The flattening process was quick but it left the top of the frets quite scratched. Next time I think I'll use finer grit sandpaper even it it takes longer to flatten. To re-form the round tops of the frets I decided to use a simple triangular mill file. These are common and very inexpensive compared with the specialized crowning files on the market. However, I needed to modify the file so that the long edges would not harm the fretboard. To do that, I used the Dremel tool to grind the edges smooth. This made my tool into a safe-file as shown in the next photo.


I surrounded each fret with masking tape for the filing and then used the Dremel tool with a polishing wheel + compound to get the file scratches out as much as possible. This worked very well. I'm constatly finding new uses for the Dremel.
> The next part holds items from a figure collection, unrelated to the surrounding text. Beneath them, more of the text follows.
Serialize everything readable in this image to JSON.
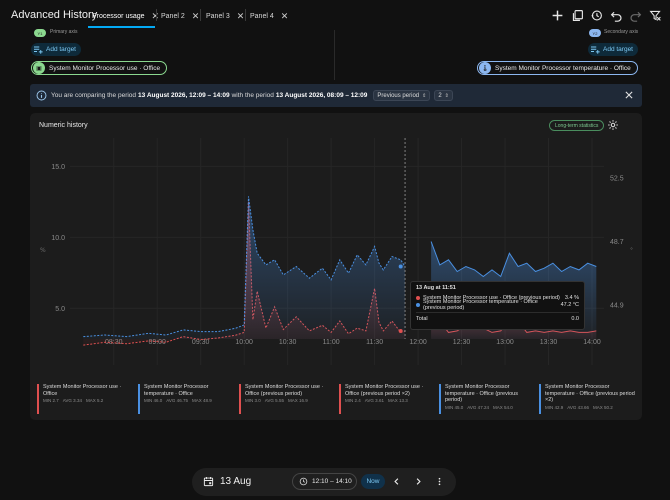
{
  "app": {
    "title": "Advanced History"
  },
  "tabs": [
    {
      "label": "Processor usage",
      "active": true
    },
    {
      "label": "Panel 2",
      "active": false
    },
    {
      "label": "Panel 3",
      "active": false
    },
    {
      "label": "Panel 4",
      "active": false
    }
  ],
  "toolbar_icons": [
    "add-icon",
    "copy-icon",
    "history-icon",
    "undo-icon",
    "redo-icon",
    "filter-off-icon"
  ],
  "axes": {
    "primary": {
      "chip": "Y1",
      "label": "Primary axis",
      "color": "#8bd88f"
    },
    "secondary": {
      "chip": "Y2",
      "label": "Secondary axis",
      "color": "#8cb7f0"
    }
  },
  "targets": {
    "add_label": "Add target",
    "left_entity": "System Monitor Processor use · Office",
    "right_entity": "System Monitor Processor temperature · Office"
  },
  "banner": {
    "prefix": "You are comparing the period",
    "period_a": "13 August 2026, 12:09 – 14:09",
    "middle": "with the period",
    "period_b": "13 August 2026, 08:09 – 12:09",
    "select_value": "Previous period",
    "stepper_value": "2"
  },
  "card": {
    "title": "Numeric history",
    "lts_label": "Long-term statistics"
  },
  "tooltip": {
    "title": "13 Aug at 11:51",
    "rows": [
      {
        "label": "System Monitor Processor use · Office (previous period)",
        "value": "3.4 %",
        "color": "#e05050"
      },
      {
        "label": "System Monitor Processor temperature · Office (previous period)",
        "value": "47.2 °C",
        "color": "#4a90e2"
      }
    ],
    "total_label": "Total",
    "total_value": "0.0"
  },
  "chart_data": {
    "type": "area",
    "x_ticks": [
      "08:30",
      "09:00",
      "09:30",
      "10:00",
      "10:30",
      "11:00",
      "11:30",
      "12:00",
      "12:30",
      "13:00",
      "13:30",
      "14:00"
    ],
    "y_left_ticks": [
      "5.0",
      "10.0",
      "15.0"
    ],
    "y_right_ticks": [
      "44.9",
      "48.7",
      "52.5"
    ],
    "y_left_range": [
      1.0,
      17.0
    ],
    "y_right_range": [
      41.3,
      54.9
    ],
    "colors": {
      "use": "#e05050",
      "temp": "#4a90e2"
    },
    "series": [
      {
        "name": "System Monitor Processor use · Office (previous period)",
        "axis": "left",
        "x": [
          8.15,
          8.4,
          8.65,
          8.9,
          9.1,
          9.3,
          9.5,
          9.7,
          9.9,
          10.0,
          10.05,
          10.1,
          10.15,
          10.25,
          10.35,
          10.45,
          10.6,
          10.75,
          10.9,
          11.0,
          11.1,
          11.2,
          11.3,
          11.4,
          11.5,
          11.55,
          11.6,
          11.7,
          11.8,
          11.85
        ],
        "values": [
          2.4,
          2.6,
          2.5,
          2.7,
          2.6,
          3.0,
          2.8,
          2.9,
          3.1,
          3.3,
          12.5,
          4.2,
          6.2,
          3.6,
          5.1,
          3.5,
          4.4,
          3.4,
          3.8,
          3.3,
          4.1,
          3.2,
          3.6,
          3.4,
          6.4,
          4.0,
          3.4,
          4.1,
          3.3,
          3.4
        ]
      },
      {
        "name": "System Monitor Processor temperature · Office (previous period)",
        "axis": "right",
        "x": [
          8.15,
          8.4,
          8.65,
          8.9,
          9.1,
          9.3,
          9.5,
          9.7,
          9.9,
          10.0,
          10.05,
          10.1,
          10.15,
          10.25,
          10.35,
          10.45,
          10.6,
          10.75,
          10.9,
          11.0,
          11.1,
          11.2,
          11.3,
          11.4,
          11.5,
          11.55,
          11.6,
          11.7,
          11.8,
          11.85
        ],
        "values": [
          43.0,
          43.1,
          43.0,
          43.2,
          43.1,
          43.4,
          43.3,
          43.3,
          43.5,
          43.7,
          51.4,
          49.4,
          48.0,
          47.3,
          47.6,
          46.7,
          47.2,
          46.5,
          47.1,
          46.4,
          47.6,
          46.8,
          47.9,
          47.3,
          48.4,
          47.4,
          47.0,
          47.8,
          47.6,
          47.2
        ]
      },
      {
        "name": "System Monitor Processor use · Office",
        "axis": "left",
        "x": [
          12.15,
          12.25,
          12.35,
          12.45,
          12.55,
          12.65,
          12.75,
          12.85,
          12.95,
          13.05,
          13.15,
          13.25,
          13.35,
          13.45,
          13.55,
          13.65,
          13.75,
          13.85,
          13.95,
          14.05
        ],
        "values": [
          3.5,
          4.1,
          3.3,
          3.4,
          3.8,
          5.5,
          3.6,
          3.3,
          3.4,
          4.2,
          4.1,
          3.3,
          3.4,
          3.3,
          3.4,
          3.3,
          3.4,
          3.3,
          3.3,
          3.4
        ]
      },
      {
        "name": "System Monitor Processor temperature · Office",
        "axis": "right",
        "x": [
          12.15,
          12.25,
          12.35,
          12.45,
          12.55,
          12.65,
          12.75,
          12.85,
          12.95,
          13.05,
          13.15,
          13.25,
          13.35,
          13.45,
          13.55,
          13.65,
          13.75,
          13.85,
          13.95,
          14.05
        ],
        "values": [
          48.7,
          47.3,
          47.6,
          46.9,
          47.2,
          47.0,
          46.6,
          47.0,
          46.6,
          48.0,
          47.2,
          47.4,
          46.9,
          47.1,
          47.4,
          46.9,
          47.2,
          47.0,
          47.4,
          47.2
        ]
      }
    ]
  },
  "stats": [
    {
      "name": "System Monitor Processor use · Office",
      "min": "MIN 2.7",
      "avg": "AVG 3.34",
      "max": "MAX 5.2",
      "color": "#e05050"
    },
    {
      "name": "System Monitor Processor temperature · Office",
      "min": "MIN 46.0",
      "avg": "AVG 46.75",
      "max": "MAX 48.9",
      "color": "#4a90e2"
    },
    {
      "name": "System Monitor Processor use · Office (previous period)",
      "min": "MIN 3.0",
      "avg": "AVG 5.55",
      "max": "MAX 16.9",
      "color": "#e05050"
    },
    {
      "name": "System Monitor Processor use · Office (previous period ×2)",
      "min": "MIN 2.4",
      "avg": "AVG 3.61",
      "max": "MAX 13.3",
      "color": "#e05050"
    },
    {
      "name": "System Monitor Processor temperature · Office (previous period)",
      "min": "MIN 45.0",
      "avg": "AVG 47.24",
      "max": "MAX 54.0",
      "color": "#4a90e2"
    },
    {
      "name": "System Monitor Processor temperature · Office (previous period ×2)",
      "min": "MIN 42.9",
      "avg": "AVG 43.66",
      "max": "MAX 50.2",
      "color": "#4a90e2"
    }
  ],
  "timebar": {
    "date": "13 Aug",
    "range": "12:10 – 14:10",
    "now_label": "Now"
  }
}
A big part of the setup was the making of the nut. My camera malfunctioned during that time so unfortunately I have no photos to show.

closing the box

I have fallen behind on updating the blog. It's time to catch up and document what has been achieved in recent months. In spite of me acting as the world's slowest builder (not by choice...) I am close to completing the mandolin. The mandolin was officially born on February 7th, 2009. To me, this means that on that date it became functionally complete, albeit without the finish. I will post a photo of it's current state in next posting. For now, let's go over what's been done since I've left off

First, let me address my neck angle worries which I stressed over in the last posting. Although I suspect the angle is not ideal, I was able to get decent string action by cutting down the bottom of the bridge saddle to facilitate lowing it. Problem solved = major sigh of relief!

Going back in time - gluing in the lining was fairly straight forward. The kit came in with a solid thin strip for lining, rather then the more common kerf lining. I needed a lot of small clamps, and ended up using everything I had, including wooden clothes line clips with a rubber band reinforcement for extra clamping power. It worked just fine. No need to always buy specialized tools!



Once the glue dried, I continued to flatten the entire edge of the ribs/lining area so that the back plate would sit flush on it without rocking. I feared that clamping the back onto a non-flat area would induce twist in the body. In order to flatten the edge, I created a long sanding stick by taking a flat piece of wood and gluing sandpaper to it with some pray adhesive. This sanding stick method is very useful for various operations.



The big moment of closing the box came next. I approaches the task with a mixture of excitement and apprehension. The back plate was within may be 1mm of the width of the body, so aligning it for gluing was crucial. The glue would make the join slippery and every clamp would pull the back a little this or that way. The solution was a locator pin, pre-installed on the tail block. At least one end wouldbe anchored in place. I could not use a locator pin in in the neck block because , again, the precision needed in alignment. So this was a good enough compromise. I used a...wooden toothpick as the pin and drilled a hole for it in the tail block. Once it was glued in, I cut it short and put a little black marker ink on it to transfer the location to the top plate. I then drilled a shallow hole in the top plate and made sure I had a snug and perfect fit. By the way, the photo below also shows another problem with this kit. The ribs (which came pre-glued to the block) were done....less then perectly...and a visible gap is evident. Luckily most of it would be hidden behind the tailpiece. Same for the gap in the binding. No worries.


Gluing the back on took some fast and careful alignment, before the glue had a chance to set. It's really true what they say - you can never have too many clamps! I used them all - cam clamps. small F clamps, a dozen violin spool clamps. Wherever extra protection was needed, I used some leather scraps to avoid denting the wood. I love this shot. So....industrial.